Mrs. Harrison came to Fort Worth at the age of four and was a member of the North Fort Worth Baptist Church for 67 years, so I will give her the benefit of the doubt. Besides, her recipe won her $500, which back in the day was a huge chunk of cash. In her own words, this is her recount:
"Yes, the $500 Pecan Pie...The Star Telegram used to bring a Mrs. Chitwood from Chicago to hold a cooking school in Fort Worth. The second year she was there---now I was not quite eighteen---I dreamed one night of a pecan pie. The next day over there I said, 'Mrs. Chitwood, have you ever made a pecan pie?' and she said there wasn't any such thing! Well, I told her I'd dreamed of one. She just brushed me off, and so I thought, 'Well, by gollies, I don't know how, but I'm gonna mess up something making a pecan pie.' So I just made a sorghum syrup pie and put a cup of pecans in it, and it was good. I took a piece of pie over to Mrs. Chitwood the next day, and I said, 'I want you to know that after dreaming of a pecan pie, I went home and made one." She told me it was delicious and asked me how I made it."Now there are certainly enough clues here to go back and determine what dates Velma would have been talking about. According to the book, she moved to Fort Worth at age 4 and at the time of writing (1974) had lived there 75 years, which means she moved to Fort Worth in 1899, she would have been 18 in 1913. According to some sources, there's no known written recipe for Pecan Pie before 1925. I know my math's good, but the rest of the story would have to be verified before this could be recorded as fact.

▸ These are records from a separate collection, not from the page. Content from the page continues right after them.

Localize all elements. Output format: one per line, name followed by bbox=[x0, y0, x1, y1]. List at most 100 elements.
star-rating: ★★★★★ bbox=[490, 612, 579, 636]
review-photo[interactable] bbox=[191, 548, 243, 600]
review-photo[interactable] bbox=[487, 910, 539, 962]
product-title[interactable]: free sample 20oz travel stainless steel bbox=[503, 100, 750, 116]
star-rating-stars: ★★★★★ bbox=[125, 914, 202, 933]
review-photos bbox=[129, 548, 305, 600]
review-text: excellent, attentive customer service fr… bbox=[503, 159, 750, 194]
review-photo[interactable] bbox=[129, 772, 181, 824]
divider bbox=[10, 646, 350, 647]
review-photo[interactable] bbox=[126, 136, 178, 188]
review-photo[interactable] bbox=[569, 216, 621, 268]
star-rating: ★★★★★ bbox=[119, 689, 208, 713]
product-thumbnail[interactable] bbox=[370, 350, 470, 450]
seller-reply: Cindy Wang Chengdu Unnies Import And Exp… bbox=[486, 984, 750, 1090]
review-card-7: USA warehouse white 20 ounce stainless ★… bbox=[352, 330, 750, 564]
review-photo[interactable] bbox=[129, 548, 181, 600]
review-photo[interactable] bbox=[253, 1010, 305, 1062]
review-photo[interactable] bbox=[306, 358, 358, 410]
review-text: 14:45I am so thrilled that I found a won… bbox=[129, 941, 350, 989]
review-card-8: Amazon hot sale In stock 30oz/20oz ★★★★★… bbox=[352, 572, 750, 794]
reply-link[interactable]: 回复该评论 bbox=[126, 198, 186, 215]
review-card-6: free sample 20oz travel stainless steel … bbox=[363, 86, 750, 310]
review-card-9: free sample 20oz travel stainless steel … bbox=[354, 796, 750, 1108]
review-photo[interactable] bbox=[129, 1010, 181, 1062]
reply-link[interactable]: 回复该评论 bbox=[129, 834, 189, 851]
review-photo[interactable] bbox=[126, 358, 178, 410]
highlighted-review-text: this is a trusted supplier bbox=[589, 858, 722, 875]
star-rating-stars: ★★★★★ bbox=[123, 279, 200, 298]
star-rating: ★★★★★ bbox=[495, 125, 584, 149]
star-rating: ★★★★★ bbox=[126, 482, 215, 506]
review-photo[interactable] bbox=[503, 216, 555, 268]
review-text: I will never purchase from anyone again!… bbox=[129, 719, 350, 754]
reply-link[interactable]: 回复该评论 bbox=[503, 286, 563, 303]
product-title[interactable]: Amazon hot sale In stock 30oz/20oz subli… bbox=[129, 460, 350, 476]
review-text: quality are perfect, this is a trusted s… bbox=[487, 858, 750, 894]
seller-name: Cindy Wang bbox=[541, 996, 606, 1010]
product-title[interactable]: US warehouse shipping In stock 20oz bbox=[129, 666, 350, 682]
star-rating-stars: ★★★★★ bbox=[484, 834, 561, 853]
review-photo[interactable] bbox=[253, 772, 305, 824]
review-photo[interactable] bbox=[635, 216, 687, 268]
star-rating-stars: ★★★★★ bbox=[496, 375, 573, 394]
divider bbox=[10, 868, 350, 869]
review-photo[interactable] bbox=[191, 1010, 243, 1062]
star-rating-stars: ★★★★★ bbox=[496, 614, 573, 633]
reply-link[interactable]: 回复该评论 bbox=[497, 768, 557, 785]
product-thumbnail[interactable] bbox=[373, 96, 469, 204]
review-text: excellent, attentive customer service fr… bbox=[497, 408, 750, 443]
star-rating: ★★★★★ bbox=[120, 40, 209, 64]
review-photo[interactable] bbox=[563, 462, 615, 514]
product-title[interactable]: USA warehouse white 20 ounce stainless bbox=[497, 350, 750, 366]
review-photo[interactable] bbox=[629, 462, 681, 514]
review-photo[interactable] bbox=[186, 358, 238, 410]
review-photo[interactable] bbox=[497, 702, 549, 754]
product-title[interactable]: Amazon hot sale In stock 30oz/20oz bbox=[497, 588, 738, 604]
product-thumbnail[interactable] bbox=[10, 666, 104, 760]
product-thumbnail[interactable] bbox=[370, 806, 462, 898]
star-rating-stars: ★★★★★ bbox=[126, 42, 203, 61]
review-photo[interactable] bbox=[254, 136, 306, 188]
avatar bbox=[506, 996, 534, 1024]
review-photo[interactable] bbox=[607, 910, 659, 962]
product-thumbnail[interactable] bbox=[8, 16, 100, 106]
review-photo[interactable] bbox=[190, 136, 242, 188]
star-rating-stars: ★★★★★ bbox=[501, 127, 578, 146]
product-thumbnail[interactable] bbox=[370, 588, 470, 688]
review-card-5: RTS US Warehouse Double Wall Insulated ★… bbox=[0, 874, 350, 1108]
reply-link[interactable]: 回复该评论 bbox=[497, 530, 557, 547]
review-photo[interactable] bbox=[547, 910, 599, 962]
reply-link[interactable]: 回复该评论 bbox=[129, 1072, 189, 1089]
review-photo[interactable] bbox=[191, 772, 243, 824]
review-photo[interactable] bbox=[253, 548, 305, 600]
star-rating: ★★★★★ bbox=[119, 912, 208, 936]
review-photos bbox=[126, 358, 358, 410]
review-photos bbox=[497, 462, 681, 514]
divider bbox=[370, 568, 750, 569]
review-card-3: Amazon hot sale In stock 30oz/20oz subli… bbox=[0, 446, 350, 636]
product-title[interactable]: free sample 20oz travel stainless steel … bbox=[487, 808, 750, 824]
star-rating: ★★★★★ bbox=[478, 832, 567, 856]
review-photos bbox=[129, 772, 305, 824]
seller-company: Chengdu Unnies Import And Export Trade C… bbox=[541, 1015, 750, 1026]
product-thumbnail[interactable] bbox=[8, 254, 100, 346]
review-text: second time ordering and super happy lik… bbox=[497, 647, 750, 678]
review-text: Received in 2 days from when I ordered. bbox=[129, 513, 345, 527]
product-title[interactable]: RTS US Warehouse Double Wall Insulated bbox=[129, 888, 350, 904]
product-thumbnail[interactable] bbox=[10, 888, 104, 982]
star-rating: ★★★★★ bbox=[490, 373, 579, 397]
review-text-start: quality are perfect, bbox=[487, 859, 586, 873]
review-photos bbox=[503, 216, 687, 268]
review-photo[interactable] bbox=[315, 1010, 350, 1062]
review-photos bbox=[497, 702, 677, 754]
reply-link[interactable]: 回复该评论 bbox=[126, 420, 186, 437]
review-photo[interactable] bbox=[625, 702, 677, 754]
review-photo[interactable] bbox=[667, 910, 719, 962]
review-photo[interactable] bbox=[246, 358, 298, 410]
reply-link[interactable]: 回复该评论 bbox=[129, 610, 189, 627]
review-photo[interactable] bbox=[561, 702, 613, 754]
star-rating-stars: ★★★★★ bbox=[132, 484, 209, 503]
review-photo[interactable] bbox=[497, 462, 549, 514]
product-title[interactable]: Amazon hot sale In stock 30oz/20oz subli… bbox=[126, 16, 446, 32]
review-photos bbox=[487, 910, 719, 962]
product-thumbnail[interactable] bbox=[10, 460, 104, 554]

"After I gave her the recipe of what I did, she said, 'Well, let's put this down and I'm going to send it to Washington. Do you mind? We'll name it the Texas Pecan Pie.' So she sent it to Washington and it was about 5 days, a telephone call come and following the telephone call a check for $500 to me for the pecan pie recipe."
For instance, who sent her the $500 from Washington? Wouldn't there be some record of this - $500 is a very generous prize for that time, maybe there's more record of this? Ida Chitwood was a person of note in Dallas' food history - in the 1930's she ran a cooking school, published cook books for area flour mills (under the name of Southern Laboratory Kitchens), and performed cooking demonstrations at the Old Mill Inn down in Fair Park. I can't find any information about her from Chicago, however, and her Centennial Cook Book (1936) does not include Ms. Harrison's Texas Pecan Pie recipe.
But by God I believe that good church-going lady. I'm going to keep checking newspaper archives.